Cerno Bioscience, in co-operation with Dr Vladimir Tolstikov at the Genome Center, UC Davis, has launched MassWorks sCLIPS (self Calibrated Line-shape Isotope Profile Search) to improve formula ID on high end FT-ICR MS systems.
By using Cerno’s calibration techniques, users of High Mass Accuracy (HMA) instruments can now improve the results of formula identification and obtain higher quality, reproducible data through accurate line-shape calibration.
Using MassWorks sCLIPS, the latest addition to the MassWorks mass spectrometry software suite, the collaborative research was able to further improve formula ID by the use of Spectral Accuracy and thus help achieve unique formula determination. MassWorks was originally launched in 2006, and is a post acquisition software system using Cerno’s MS Integrity calibration technology to work directly with data from a wide range of mass spectrometers.

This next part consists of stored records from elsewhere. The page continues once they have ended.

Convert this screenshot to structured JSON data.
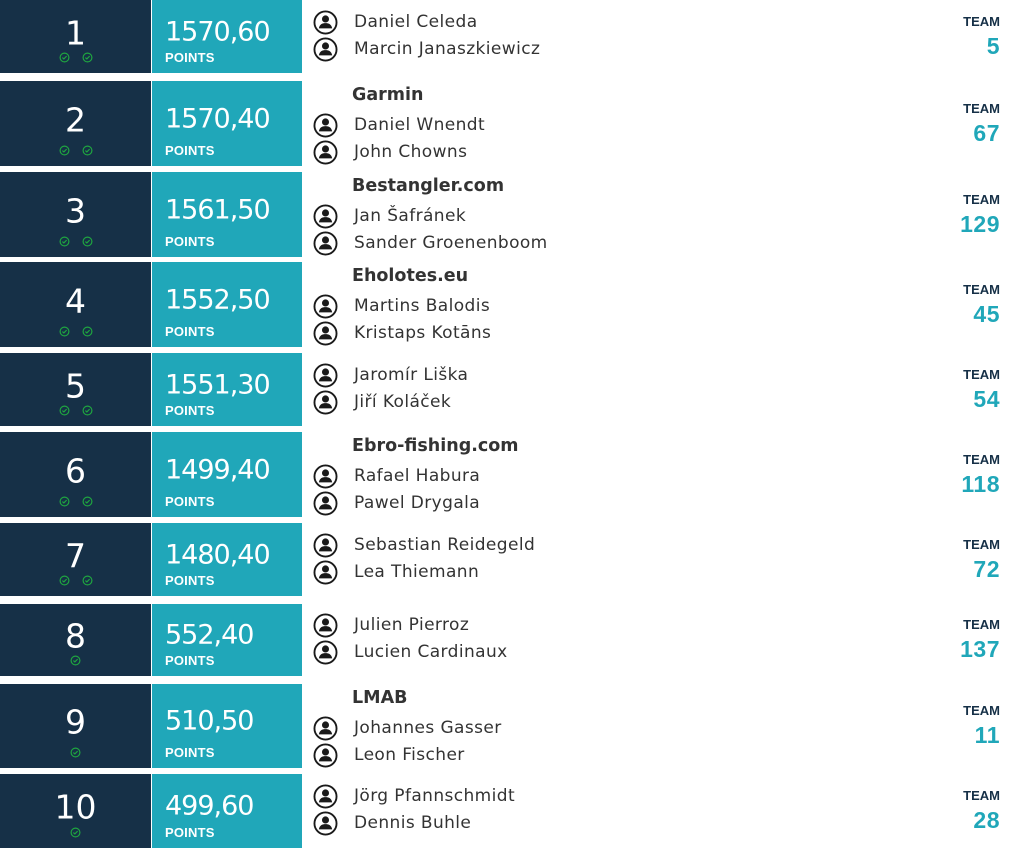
{
  "rows": [
    {
      "rank": "1",
      "checks": 2,
      "points": "1570,60",
      "points_label": "POINTS",
      "team_name": "",
      "members": [
        "Daniel Celeda",
        "Marcin Janaszkiewicz"
      ],
      "team_label": "TEAM",
      "team_number": "5"
    },
    {
      "rank": "2",
      "checks": 2,
      "points": "1570,40",
      "points_label": "POINTS",
      "team_name": "Garmin",
      "members": [
        "Daniel Wnendt",
        "John Chowns"
      ],
      "team_label": "TEAM",
      "team_number": "67"
    },
    {
      "rank": "3",
      "checks": 2,
      "points": "1561,50",
      "points_label": "POINTS",
      "team_name": "Bestangler.com",
      "members": [
        "Jan Šafránek",
        "Sander Groenenboom"
      ],
      "team_label": "TEAM",
      "team_number": "129"
    },
    {
      "rank": "4",
      "checks": 2,
      "points": "1552,50",
      "points_label": "POINTS",
      "team_name": "Eholotes.eu",
      "members": [
        "Martins Balodis",
        "Kristaps Kotāns"
      ],
      "team_label": "TEAM",
      "team_number": "45"
    },
    {
      "rank": "5",
      "checks": 2,
      "points": "1551,30",
      "points_label": "POINTS",
      "team_name": "",
      "members": [
        "Jaromír Liška",
        "Jiří Koláček"
      ],
      "team_label": "TEAM",
      "team_number": "54"
    },
    {
      "rank": "6",
      "checks": 2,
      "points": "1499,40",
      "points_label": "POINTS",
      "team_name": "Ebro-fishing.com",
      "members": [
        "Rafael Habura",
        "Pawel Drygala"
      ],
      "team_label": "TEAM",
      "team_number": "118"
    },
    {
      "rank": "7",
      "checks": 2,
      "points": "1480,40",
      "points_label": "POINTS",
      "team_name": "",
      "members": [
        "Sebastian Reidegeld",
        "Lea Thiemann"
      ],
      "team_label": "TEAM",
      "team_number": "72"
    },
    {
      "rank": "8",
      "checks": 1,
      "points": "552,40",
      "points_label": "POINTS",
      "team_name": "",
      "members": [
        "Julien Pierroz",
        "Lucien Cardinaux"
      ],
      "team_label": "TEAM",
      "team_number": "137"
    },
    {
      "rank": "9",
      "checks": 1,
      "points": "510,50",
      "points_label": "POINTS",
      "team_name": "LMAB",
      "members": [
        "Johannes Gasser",
        "Leon Fischer"
      ],
      "team_label": "TEAM",
      "team_number": "11"
    },
    {
      "rank": "10",
      "checks": 1,
      "points": "499,60",
      "points_label": "POINTS",
      "team_name": "",
      "members": [
        "Jörg Pfannschmidt",
        "Dennis Buhle"
      ],
      "team_label": "TEAM",
      "team_number": "28"
    }
  ],
  "colors": {
    "rank_bg": "#163047",
    "points_bg": "#20a7b9",
    "check_green": "#1fa640",
    "team_number": "#20a7b9",
    "team_label": "#163047",
    "text": "#333333"
  },
  "icons": {
    "member": "person-circle-icon",
    "check": "check-circle-icon"
  }
}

Formula ID normally requires accurate mass measurements typically provided by high resolution Time-of-Flight (TOF), Orbitrap or FT-ICR instrumentation. With its resolving power reaching 1,000,000:1, an FT-ICR instrument is capable of sub-ppm mass accuracy, a level considered sufficient by most high end users.
However, where true unknown formula ID is required in applications such as natural product or metabolomics research, even such impressive levels of mass accuracy could lead to many possible formulas, especially at masses of 400Da or above.
‘How to go beyond mass accuracy and determine the correct formula amongst the many possible candidates becomes a problem crying out for a solution’, said Dr. Tolstikov, director of Metabolomic Core Facility at UC Davis.
Cerno’s sCLIPS technology, when applied to FT-ICR MS data, corrects the instrument line-shape and enables exact isotope modelling when comparing the MS response of an unknown ion against theoretically calculated responses for all possible candidate formulas. This allows spectral differences as small as 0.1 per cent to be measured which enables highly confident formula ID. One of the benefits of the approach is that it requires no known calibration ions, and instead uses the fully resolved monoisotopic peak of the unknown ion itself for the sCLIPS line-shape calibration.